2. Certain verbal promises alleged to have been made by the agent of the vendor. These were not admissible in any court to vary a written contract. This defense was also set up at law, and failed.
3. That certain letters from a co-defendant were read to the jury as admissions. This ground of relief was also untenable.
4. That certain claims of setoff existed which he purposely abstained from using in the trial at law. If he voluntarily waived this defense, relying upon a separate action, he has no right now to ask a court of equity to interfere.
On the 26th of October, 1851, Hendrickson, as survivor of Hendrickson and Campbell, filed a bill in the United States Circuit
Court for the District of Ohio alleging that on the 21st day of April, 1848, Hinckley brought a suit on the law side of said court on three promissory notes against said Hendrickson and one Andrew Campbell. That said Hendrickson and Campbell set up in their pleadings and on the trial for defenses the want of consideration, fraud in obtaining the notes, and payment. That the case was tried on these issues by a jury, and thereupon a judgment was recovered against said defendants for $2,386.11 and costs of suit. That afterwards said Campbell and Hendrickson moved for a new trial, which, on consideration, was refused. That Campbell has since died insolvent. That before and after said suit was brought, said Campbell and Hendrickson had a good setoff against said Hinckley amounting to $3,337.85. That before the trial they consulted their counsel respecting it, and that both counsel and client concluded not to set it up on that trial. That on the trial said defendants were surprised by the introduction, on the part of the plaintiff of letters written by said Campbell and to which the jury gave undue weight. That Hinckley is a nonresident of the State of Ohio, and has no property besides said judgment in said state.
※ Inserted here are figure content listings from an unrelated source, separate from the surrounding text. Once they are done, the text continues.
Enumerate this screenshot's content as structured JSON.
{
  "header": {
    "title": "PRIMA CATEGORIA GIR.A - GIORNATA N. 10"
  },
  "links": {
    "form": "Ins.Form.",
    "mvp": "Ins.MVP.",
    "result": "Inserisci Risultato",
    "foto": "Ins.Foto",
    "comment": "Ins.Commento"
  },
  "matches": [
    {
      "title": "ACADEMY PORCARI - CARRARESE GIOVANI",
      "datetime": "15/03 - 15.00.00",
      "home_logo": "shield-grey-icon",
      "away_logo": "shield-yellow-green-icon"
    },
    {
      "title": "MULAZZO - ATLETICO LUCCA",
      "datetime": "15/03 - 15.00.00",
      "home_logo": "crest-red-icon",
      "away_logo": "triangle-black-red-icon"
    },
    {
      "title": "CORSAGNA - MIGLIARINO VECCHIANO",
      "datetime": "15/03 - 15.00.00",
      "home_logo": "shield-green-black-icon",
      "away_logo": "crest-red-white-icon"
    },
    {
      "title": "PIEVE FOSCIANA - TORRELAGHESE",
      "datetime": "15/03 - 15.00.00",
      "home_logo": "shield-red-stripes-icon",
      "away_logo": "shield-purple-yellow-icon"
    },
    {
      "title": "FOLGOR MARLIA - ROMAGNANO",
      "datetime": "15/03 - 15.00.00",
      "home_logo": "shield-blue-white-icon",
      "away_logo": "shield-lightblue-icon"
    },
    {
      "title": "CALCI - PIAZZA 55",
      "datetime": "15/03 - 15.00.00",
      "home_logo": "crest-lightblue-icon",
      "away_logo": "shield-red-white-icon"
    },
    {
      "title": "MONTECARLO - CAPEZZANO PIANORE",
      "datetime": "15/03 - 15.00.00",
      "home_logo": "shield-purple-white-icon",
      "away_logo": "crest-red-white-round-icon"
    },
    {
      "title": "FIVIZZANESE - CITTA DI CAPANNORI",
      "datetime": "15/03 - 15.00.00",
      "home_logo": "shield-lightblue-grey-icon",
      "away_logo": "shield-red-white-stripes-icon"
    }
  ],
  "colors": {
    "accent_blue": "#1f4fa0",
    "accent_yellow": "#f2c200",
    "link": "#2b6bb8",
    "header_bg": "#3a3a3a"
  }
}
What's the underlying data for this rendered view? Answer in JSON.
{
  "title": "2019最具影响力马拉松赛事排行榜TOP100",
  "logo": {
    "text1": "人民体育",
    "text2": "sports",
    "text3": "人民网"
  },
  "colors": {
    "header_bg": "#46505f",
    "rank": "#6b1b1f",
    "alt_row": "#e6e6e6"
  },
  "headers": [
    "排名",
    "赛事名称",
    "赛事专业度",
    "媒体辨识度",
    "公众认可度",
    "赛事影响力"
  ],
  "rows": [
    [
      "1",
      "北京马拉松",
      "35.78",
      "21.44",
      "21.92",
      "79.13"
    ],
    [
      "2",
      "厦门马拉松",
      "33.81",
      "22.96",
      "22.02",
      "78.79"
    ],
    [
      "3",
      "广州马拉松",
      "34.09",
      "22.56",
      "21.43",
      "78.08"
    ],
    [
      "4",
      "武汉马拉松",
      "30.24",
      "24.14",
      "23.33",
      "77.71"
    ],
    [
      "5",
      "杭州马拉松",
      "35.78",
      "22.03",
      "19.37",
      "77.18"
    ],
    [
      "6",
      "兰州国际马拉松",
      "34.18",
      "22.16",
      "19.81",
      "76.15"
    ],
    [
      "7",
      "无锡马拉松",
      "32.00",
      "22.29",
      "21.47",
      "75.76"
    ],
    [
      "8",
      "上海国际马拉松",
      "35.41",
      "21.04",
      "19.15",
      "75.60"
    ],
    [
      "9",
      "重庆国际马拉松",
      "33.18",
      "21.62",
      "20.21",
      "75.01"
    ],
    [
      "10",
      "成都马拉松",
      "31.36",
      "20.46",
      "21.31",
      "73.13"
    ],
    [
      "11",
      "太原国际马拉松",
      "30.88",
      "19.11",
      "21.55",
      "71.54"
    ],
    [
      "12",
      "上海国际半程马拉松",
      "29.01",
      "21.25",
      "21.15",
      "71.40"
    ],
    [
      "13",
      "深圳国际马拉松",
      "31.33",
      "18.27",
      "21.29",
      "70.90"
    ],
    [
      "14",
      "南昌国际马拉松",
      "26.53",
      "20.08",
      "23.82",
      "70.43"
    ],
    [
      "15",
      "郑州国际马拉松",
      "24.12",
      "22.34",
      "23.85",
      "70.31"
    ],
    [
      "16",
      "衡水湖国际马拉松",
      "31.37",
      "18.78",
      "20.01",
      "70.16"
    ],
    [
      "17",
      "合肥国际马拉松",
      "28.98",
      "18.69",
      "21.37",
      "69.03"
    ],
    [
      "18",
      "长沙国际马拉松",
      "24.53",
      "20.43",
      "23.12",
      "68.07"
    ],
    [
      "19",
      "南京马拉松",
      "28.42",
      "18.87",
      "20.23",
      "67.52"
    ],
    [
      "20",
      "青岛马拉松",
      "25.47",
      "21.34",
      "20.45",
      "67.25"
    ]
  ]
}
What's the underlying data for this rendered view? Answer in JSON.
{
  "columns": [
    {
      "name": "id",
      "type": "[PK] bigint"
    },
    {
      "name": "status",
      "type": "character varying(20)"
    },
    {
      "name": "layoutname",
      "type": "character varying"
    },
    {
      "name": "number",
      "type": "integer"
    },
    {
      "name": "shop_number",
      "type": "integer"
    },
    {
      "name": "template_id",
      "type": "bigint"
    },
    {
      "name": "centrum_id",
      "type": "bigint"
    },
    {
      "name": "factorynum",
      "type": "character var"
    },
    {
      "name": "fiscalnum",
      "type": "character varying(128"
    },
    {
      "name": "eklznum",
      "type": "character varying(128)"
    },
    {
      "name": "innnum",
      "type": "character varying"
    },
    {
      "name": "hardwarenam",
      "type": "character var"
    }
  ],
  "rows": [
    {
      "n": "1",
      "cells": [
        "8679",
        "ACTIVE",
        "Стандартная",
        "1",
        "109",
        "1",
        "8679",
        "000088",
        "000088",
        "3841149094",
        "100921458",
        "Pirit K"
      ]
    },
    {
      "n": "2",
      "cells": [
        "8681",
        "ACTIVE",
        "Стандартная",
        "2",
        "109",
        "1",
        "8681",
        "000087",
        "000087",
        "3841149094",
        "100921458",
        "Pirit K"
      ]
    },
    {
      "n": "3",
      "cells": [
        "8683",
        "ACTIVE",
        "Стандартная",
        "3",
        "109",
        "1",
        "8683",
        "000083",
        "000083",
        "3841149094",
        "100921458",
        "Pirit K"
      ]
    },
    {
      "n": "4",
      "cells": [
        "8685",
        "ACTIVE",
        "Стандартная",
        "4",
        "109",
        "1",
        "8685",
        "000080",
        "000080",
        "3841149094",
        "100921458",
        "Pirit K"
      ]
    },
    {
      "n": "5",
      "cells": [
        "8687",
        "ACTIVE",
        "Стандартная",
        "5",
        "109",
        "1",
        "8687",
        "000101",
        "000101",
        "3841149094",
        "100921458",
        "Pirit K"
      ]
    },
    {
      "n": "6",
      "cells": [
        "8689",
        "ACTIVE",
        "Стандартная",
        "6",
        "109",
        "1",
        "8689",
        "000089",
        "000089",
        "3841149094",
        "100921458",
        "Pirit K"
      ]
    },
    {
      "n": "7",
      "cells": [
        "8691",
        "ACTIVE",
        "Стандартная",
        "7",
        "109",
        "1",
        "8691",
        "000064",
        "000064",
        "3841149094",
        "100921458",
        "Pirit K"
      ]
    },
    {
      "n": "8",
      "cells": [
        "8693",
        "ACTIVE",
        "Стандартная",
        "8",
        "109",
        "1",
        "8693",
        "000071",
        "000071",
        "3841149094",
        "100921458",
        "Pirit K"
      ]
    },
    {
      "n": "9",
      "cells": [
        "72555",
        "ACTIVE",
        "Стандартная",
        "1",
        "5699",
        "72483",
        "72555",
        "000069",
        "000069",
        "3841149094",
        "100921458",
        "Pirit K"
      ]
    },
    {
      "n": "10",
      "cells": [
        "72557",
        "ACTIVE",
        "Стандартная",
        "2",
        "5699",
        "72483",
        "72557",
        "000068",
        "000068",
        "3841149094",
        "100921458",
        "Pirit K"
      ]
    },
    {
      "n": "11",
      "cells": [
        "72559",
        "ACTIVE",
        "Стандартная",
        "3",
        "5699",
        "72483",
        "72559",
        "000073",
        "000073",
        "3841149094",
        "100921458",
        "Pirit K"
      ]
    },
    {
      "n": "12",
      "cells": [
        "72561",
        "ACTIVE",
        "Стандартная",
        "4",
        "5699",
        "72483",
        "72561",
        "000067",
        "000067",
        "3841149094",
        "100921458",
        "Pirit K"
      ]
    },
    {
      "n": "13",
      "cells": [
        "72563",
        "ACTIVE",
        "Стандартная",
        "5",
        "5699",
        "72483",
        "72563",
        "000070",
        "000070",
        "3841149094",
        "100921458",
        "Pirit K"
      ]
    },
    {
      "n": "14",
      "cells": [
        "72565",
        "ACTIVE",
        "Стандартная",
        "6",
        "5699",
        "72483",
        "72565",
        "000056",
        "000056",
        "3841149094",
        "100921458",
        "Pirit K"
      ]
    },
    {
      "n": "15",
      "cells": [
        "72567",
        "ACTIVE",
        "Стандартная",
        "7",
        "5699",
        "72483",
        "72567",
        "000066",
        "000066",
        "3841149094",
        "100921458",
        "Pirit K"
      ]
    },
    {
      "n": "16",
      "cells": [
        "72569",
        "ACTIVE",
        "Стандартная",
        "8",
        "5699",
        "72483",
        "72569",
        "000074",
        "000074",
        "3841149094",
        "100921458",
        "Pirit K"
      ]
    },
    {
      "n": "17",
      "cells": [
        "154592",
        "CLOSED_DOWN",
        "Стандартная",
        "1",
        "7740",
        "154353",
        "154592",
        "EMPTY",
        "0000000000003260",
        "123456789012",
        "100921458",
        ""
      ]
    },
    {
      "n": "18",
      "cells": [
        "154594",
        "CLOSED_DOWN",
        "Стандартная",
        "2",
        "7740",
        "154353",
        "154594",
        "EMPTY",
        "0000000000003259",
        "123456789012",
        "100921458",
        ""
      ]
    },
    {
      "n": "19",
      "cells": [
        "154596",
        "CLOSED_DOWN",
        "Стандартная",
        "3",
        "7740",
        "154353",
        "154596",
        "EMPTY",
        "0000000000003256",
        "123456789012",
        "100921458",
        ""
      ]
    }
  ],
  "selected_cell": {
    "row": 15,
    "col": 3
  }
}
The bill then prays for a full discovery from the defendant as to all the facts alleged, and on the grounds of fraud, surprise, nonresidence of the defendant, Hinckley, and the equitable jurisdiction of courts of chancery over claims of only setoff, prays that the judgment be enjoined and his claim be liquidated, and he offers to pay any balance which may be found to be due said Hinckley on such final adjustment.
September 26, 1851, the writ of injunction issued. On the 7th of May, 1852, the defendant, Henckley, filed his answer, denying seriatim all the material allegations in the bill and, under the rule of court, denied all equity therein and prayed to have the same benefit from his answer as if he had demurred to the bill.
At the October term, 1852, the case was heard on the demurrer, the injunction dissolved, and the bill dismissed. From this decree said complainant appealed to this Court.